Sadly, her private life turned sour because she remained childless at a time when it was considered a shame for an African woman to be unable to have children. Her husband took a second wife with whom he had several. Nokutela died of a kidney complaint aged 44 in 1917 and was buried in an umarked grave in Johannesburg under a number and the derogatory term of “Christian Kaffir”. In 2013 her grave was fully restored.

A stark image for thought (copyright http://ma-kayz.deviantart.com/)

Professor Cherif Keita is an academic involved in giving Nokutela her rightful place in history and he has made a TV documentary about her. He says:
Nokutela’s courage, self-sacrifice and leadership were a great source of inspiration to many in her lifetime … an extraordinary African woman and pioneer, whose name, because of a cruel irony of biology (she could not bear children) and injustice of human history (colonialism/apartheid and the patriarchal system was so dominant at the time), was wiped out of our collective memory.

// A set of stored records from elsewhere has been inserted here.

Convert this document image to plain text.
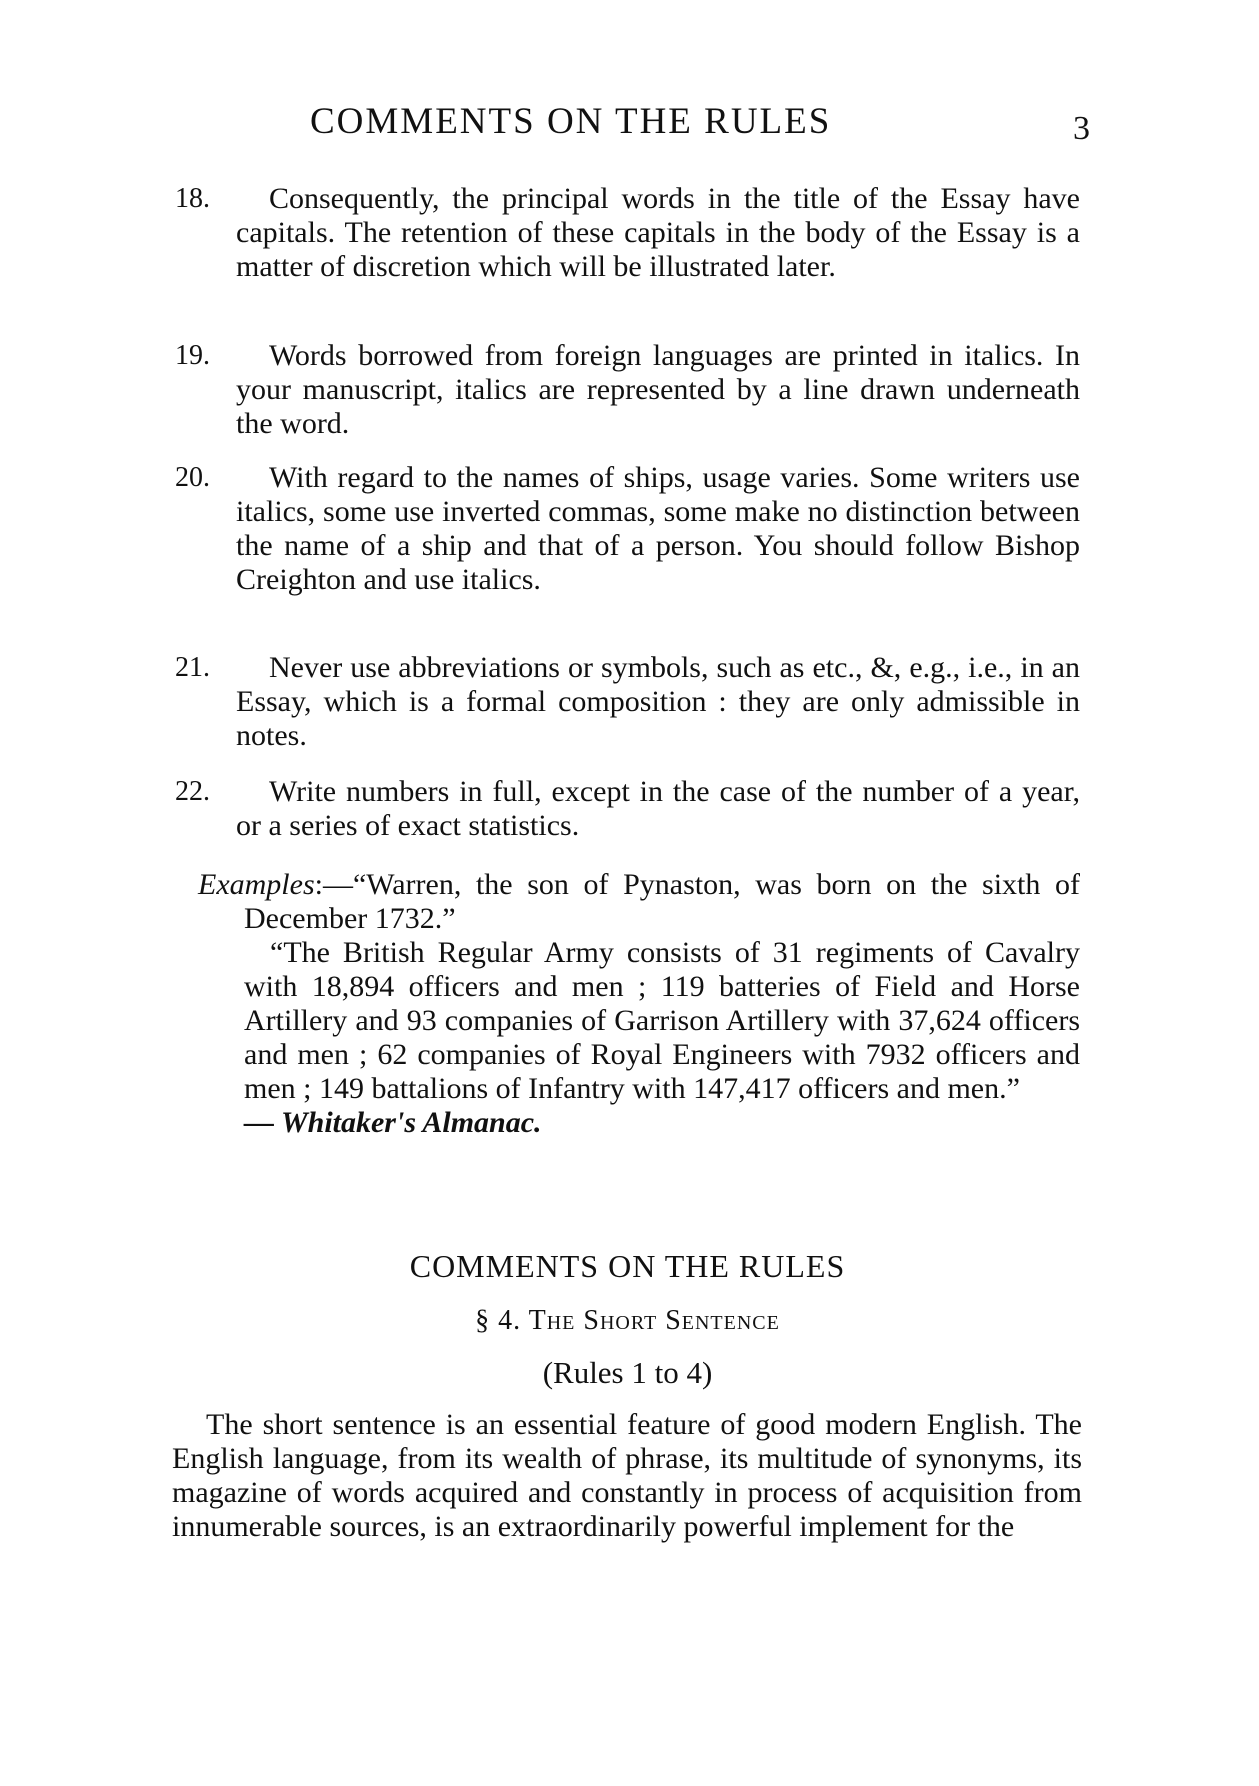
COMMENTS ON THE RULES	3
18.	Consequently, the principal words in the title of the Essay have capitals. The retention of these capitals in the body of the Essay is a matter of discretion which will be illustrated later.

19.	Words borrowed from foreign languages are printed in italics. In your manuscript, italics are represented by a line drawn underneath the word.

20.	With regard to the names of ships, usage varies. Some writers use italics, some use inverted commas, some make no distinction between the name of a ship and that of a person. You should follow Bishop Creighton and use italics.

21.	Never use abbreviations or symbols, such as etc., &, e.g., i.e., in an Essay, which is a formal composition : they are only admissible in notes.

22.	Write numbers in full, except in the case of the number of a year, or a series of exact statistics.

Examples:—“Warren, the son of Pynaston, was born on the sixth of December 1732.”

“The British Regular Army consists of 31 regiments of Cavalry with 18,894 officers and men ; 119 batteries of Field and Horse Artillery and 93 companies of Garrison Artillery with 37,624 officers and men ; 62 companies of Royal Engineers with 7932 officers and men ; 149 battalions of Infantry with 147,417 officers and men.”

— Whitaker's Almanac.

COMMENTS ON THE RULES
§ 4. The Short Sentence
(Rules 1 to 4)

The short sentence is an essential feature of good modern English. The English language, from its wealth of phrase, its multitude of synonyms, its magazine of words acquired and constantly in process of acquisition from innumerable sources, is an extraordinarily powerful implement for the
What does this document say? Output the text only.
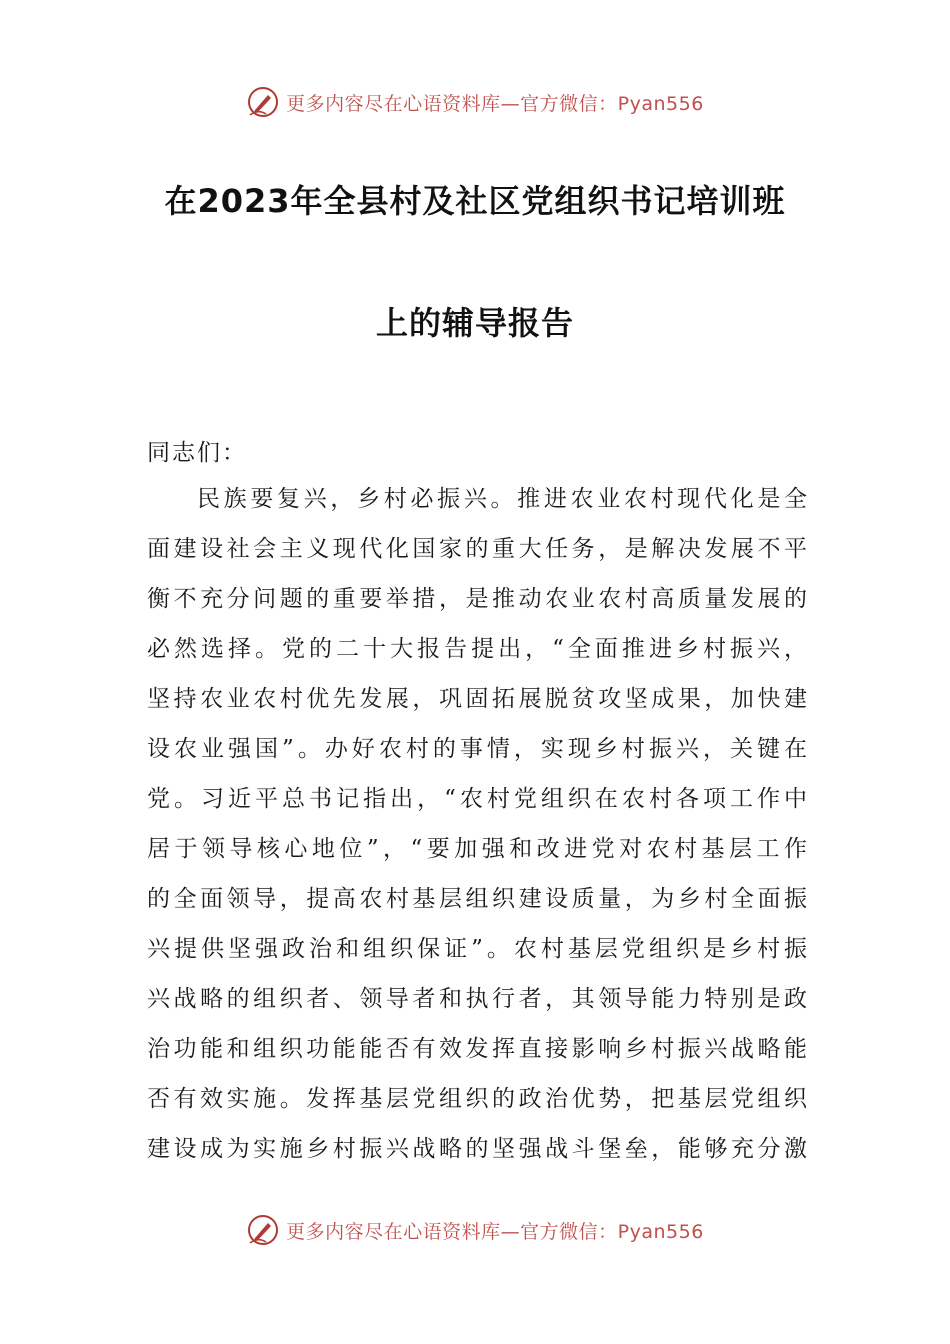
更多内容尽在心语资料库—官方微信：Pyan556
在2023年全县村及社区党组织书记培训班
上的辅导报告
同志们：
民族要复兴，乡村必振兴。推进农业农村现代化是全
面建设社会主义现代化国家的重大任务，是解决发展不平
衡不充分问题的重要举措，是推动农业农村高质量发展的
必然选择。党的二十大报告提出，“全面推进乡村振兴，
坚持农业农村优先发展，巩固拓展脱贫攻坚成果，加快建
设农业强国”。办好农村的事情，实现乡村振兴，关键在
党。习近平总书记指出，“农村党组织在农村各项工作中
居于领导核心地位”，“要加强和改进党对农村基层工作
的全面领导，提高农村基层组织建设质量，为乡村全面振
兴提供坚强政治和组织保证”。农村基层党组织是乡村振
兴战略的组织者、领导者和执行者，其领导能力特别是政
治功能和组织功能能否有效发挥直接影响乡村振兴战略能
否有效实施。发挥基层党组织的政治优势，把基层党组织
建设成为实施乡村振兴战略的坚强战斗堡垒，能够充分激
更多内容尽在心语资料库—官方微信：Pyan556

Click here to see the moving trailer to Professor Keita’s documentary, and below is the poem by the South African author Don Mattera that he mentions in this article about Dube and Mandela and that is also relevant to Nokutela.


Remember
Remember to call at my grave
When freedom finally
Walks the land
So that I may rise
To tread familiar paths
To see broken chains
Fallen prejudice
Forgotten injury
Pardoned pains.

And when my eyes have filled their sight
Do not run away from fright
If I crumble to dust again.

It will only be the bliss
Of a long-awaited dream
That bids me rest
When freedom finally walks the land.